10-Egzersizi ihmal etmeyin
Düzenli yapılan egzersizin birçok faydası yanında soğuk havalara bağlı soğuk algınlığı ve gribal hastalıklara karşı dayanıklılığı arttırdığı biliniyor. Düzenli egzersiz yapanlar bu hastalıklara hem yüzde 50 daha seyrek yakalanıyor hem de yakalandığında kendini yorgun hissetmiyorsa, egzersize devam etmekle yüzde 30 çok daha çabuk iyileşiyor. Soğukta yapılan egzersiz bu açıdan daha da faydalı görülüyor. Yine de alışık olmayanların spor salonlarında yapması öneriliyor.
11-Araçla yolculuk yapacaklara uyarı
Araç içerisinde en az 2 gün yetecek miktarda su ve gıda, kalın battaniye, acil yadım çantası bulundurulması soğukta donmayı engellemek için hareketsiz kalınmaması özellikle el ve ayak parmaklarının çalıştırılması faydalı görülüyor.

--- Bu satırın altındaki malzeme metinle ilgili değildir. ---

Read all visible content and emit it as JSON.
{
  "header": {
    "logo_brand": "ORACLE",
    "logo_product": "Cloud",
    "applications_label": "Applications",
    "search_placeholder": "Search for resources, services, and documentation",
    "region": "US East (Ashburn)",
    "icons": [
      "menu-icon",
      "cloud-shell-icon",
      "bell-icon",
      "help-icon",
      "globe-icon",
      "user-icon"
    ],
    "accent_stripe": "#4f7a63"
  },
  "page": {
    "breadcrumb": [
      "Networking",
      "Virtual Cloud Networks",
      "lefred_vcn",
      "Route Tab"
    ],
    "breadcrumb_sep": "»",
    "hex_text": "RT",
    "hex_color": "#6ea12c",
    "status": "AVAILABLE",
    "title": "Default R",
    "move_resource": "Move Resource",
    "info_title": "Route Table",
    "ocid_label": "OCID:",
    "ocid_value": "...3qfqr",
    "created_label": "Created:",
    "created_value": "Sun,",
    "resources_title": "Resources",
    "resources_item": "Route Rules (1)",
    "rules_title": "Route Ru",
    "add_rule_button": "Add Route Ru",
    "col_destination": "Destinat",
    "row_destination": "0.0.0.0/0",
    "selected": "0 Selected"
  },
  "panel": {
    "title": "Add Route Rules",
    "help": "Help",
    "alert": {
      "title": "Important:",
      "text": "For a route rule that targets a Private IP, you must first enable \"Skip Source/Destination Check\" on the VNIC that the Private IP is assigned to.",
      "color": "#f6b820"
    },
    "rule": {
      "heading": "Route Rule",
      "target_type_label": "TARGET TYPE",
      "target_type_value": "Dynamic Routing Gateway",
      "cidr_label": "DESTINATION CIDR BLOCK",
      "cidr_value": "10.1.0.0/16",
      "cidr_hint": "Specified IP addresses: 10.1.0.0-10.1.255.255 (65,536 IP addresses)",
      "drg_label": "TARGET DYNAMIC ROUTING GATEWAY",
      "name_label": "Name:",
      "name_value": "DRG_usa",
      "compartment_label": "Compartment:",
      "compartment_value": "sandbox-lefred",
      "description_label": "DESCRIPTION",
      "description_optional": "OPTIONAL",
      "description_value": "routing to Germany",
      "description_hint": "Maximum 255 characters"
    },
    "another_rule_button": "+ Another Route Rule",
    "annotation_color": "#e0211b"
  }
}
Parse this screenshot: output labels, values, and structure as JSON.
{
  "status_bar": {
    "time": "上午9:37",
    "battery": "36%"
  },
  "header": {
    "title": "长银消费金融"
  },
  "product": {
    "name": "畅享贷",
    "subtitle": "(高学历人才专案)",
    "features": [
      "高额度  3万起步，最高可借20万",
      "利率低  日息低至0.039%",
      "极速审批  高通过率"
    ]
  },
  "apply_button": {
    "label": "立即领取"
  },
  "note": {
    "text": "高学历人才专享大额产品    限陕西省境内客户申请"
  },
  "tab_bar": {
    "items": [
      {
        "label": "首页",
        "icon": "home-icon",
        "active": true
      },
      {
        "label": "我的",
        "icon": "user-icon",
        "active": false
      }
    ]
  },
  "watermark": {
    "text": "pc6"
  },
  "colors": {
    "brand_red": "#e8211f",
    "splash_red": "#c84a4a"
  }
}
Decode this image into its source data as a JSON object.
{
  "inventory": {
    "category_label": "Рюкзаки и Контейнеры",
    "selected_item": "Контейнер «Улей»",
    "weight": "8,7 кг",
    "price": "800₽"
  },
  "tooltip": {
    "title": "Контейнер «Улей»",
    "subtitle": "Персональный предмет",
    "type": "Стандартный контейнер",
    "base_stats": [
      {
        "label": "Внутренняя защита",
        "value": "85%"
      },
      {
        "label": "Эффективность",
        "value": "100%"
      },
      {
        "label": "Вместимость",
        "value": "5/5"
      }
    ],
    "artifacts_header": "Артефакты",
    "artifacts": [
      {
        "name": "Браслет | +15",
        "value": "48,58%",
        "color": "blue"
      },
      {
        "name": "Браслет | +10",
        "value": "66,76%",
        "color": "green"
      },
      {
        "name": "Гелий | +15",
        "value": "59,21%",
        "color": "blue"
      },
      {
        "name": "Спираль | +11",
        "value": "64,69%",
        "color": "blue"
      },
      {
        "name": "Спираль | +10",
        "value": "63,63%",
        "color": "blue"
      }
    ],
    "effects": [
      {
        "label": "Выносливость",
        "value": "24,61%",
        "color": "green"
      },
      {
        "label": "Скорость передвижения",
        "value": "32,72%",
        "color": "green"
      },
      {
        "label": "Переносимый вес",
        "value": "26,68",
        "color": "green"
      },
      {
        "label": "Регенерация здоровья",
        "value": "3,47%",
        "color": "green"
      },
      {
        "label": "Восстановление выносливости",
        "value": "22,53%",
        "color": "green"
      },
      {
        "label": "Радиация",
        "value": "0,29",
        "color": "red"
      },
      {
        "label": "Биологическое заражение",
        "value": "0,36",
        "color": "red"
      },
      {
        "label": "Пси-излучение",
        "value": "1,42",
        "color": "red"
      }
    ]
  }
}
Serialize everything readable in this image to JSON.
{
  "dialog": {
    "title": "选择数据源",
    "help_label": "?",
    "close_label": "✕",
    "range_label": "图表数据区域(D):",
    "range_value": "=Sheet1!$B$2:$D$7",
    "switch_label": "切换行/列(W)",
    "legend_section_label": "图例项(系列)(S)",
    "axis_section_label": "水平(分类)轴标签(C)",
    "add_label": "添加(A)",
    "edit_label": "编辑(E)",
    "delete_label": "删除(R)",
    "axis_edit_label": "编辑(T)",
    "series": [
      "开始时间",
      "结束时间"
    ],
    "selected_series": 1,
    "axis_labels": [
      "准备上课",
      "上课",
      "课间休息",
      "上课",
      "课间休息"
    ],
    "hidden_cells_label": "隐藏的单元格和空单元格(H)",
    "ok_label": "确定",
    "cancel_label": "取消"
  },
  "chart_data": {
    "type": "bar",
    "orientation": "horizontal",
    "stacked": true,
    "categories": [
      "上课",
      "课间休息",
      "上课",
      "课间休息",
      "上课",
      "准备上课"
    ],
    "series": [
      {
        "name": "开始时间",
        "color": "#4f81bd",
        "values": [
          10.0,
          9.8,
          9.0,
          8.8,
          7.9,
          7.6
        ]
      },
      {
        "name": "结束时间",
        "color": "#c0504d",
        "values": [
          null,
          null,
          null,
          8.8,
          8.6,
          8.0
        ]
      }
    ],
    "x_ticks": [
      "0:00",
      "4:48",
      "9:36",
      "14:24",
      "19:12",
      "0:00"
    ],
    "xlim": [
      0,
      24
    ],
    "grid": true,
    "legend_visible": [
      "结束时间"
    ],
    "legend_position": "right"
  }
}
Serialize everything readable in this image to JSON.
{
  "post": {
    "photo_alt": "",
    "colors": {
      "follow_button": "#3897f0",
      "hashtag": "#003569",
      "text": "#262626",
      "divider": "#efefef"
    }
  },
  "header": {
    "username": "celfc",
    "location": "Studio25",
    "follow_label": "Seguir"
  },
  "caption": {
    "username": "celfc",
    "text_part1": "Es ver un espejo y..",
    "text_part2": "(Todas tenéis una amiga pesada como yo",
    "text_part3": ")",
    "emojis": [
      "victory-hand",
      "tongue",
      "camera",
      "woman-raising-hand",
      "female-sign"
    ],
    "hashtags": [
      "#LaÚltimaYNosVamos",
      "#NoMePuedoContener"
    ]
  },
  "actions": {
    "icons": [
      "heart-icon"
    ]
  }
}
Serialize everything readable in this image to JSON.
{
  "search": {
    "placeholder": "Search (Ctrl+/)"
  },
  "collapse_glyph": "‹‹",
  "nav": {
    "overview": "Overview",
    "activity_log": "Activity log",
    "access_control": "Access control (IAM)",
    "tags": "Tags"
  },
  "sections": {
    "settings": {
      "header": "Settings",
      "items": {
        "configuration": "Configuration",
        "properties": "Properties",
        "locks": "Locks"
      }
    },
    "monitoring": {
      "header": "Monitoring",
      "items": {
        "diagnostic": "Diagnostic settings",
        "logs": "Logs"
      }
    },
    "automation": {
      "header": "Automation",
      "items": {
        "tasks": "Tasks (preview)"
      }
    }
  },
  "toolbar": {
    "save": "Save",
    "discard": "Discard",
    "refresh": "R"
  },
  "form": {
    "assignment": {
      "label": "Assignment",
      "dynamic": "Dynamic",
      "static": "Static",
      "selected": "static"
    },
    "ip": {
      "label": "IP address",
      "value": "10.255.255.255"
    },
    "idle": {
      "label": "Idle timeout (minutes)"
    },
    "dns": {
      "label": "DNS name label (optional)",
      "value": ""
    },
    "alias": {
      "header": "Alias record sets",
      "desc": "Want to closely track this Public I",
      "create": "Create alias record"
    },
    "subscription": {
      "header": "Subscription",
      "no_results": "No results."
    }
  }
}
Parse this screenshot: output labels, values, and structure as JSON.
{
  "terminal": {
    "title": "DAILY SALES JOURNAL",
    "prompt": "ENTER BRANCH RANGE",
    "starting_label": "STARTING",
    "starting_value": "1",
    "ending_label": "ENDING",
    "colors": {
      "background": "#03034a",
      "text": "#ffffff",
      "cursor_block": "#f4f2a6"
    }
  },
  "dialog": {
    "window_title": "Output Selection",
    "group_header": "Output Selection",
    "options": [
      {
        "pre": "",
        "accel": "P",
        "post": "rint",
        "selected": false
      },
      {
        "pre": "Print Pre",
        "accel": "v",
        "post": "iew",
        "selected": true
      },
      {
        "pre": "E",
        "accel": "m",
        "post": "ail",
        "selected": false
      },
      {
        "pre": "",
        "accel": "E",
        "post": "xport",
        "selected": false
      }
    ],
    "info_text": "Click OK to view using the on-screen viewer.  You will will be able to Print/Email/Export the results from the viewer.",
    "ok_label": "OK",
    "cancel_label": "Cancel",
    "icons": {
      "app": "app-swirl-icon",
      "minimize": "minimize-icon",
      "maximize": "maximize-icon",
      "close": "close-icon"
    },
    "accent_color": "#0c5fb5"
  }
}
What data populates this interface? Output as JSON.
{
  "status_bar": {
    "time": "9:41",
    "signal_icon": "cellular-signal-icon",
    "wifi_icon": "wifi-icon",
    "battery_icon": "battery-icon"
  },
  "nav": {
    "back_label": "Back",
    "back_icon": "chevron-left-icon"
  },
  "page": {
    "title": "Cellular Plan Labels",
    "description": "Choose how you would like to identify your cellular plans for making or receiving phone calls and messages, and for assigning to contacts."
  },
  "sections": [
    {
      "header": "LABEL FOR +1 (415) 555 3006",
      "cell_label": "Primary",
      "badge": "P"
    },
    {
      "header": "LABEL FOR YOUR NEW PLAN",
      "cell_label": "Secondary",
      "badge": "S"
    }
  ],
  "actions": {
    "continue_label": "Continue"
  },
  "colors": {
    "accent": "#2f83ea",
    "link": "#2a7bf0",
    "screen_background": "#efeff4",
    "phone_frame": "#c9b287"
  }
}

12-Kayma ve düşmeye dikkat
Kar, buz, yağmur özellikle yaşlılara düşmeye bağlı çok kolaylıkla kırıklara neden olabiliyor. Dışarı çıkmak zorunda olanların tabanı kaymayan ayakkabı giymeleri, baston taşımaları, küçük adımlarla yürümeleri mümkünse yanlarında birisinin bulunması öneriliyor.
Düşerken kendinizi koruyabilmeniz için ellerinizin cebinizde olmaması gerekiyor.
13-Herşeyin başı: Beslenme
C vitamininden zengin portakal greyfurt kırmızı biber kuşburnu, boza, kefir, yoğurt, sirke, turşu gibi fermente edilmiş faydalı bakterilerden zengin gıdalar, bağışıklık sisteminin hammaddesi olan hayvansal proteinler için balık, et ve süt ürünlerinin tüketilmesi mikroplara, soğuğa karşı dayanıklılığı arttırıyor.
Şekerli gıdalar ise bağışıklık sisteminin mikroplarla mücadelesini zorlaştırıyor, pirinç, patates, hamurişi yemekler, tatlılar, şerbetler, meşrubatlar bu açıdan zararlı görülüyor.
14- D vitamininin önemi
Herşeyden önemlisi güneş göremediğimiz için kışın en çok eksilen ve hastalıklara karşı korucu olan D vitaminimizi, kan düzeyini ölçtürmek ve doktorumuza danışarak takviye etmelisiniz.
15-Düzenli uyku, bağışıklık sisteminin olmazsa olmazı
7-8 saatlik kaliteli uyku bağışıklık sistemini güçlendiriyor, hastalıklara karşı direncimizi arttırıyor. Gece uykusunun yerini gündüz uykusu tutmuyor".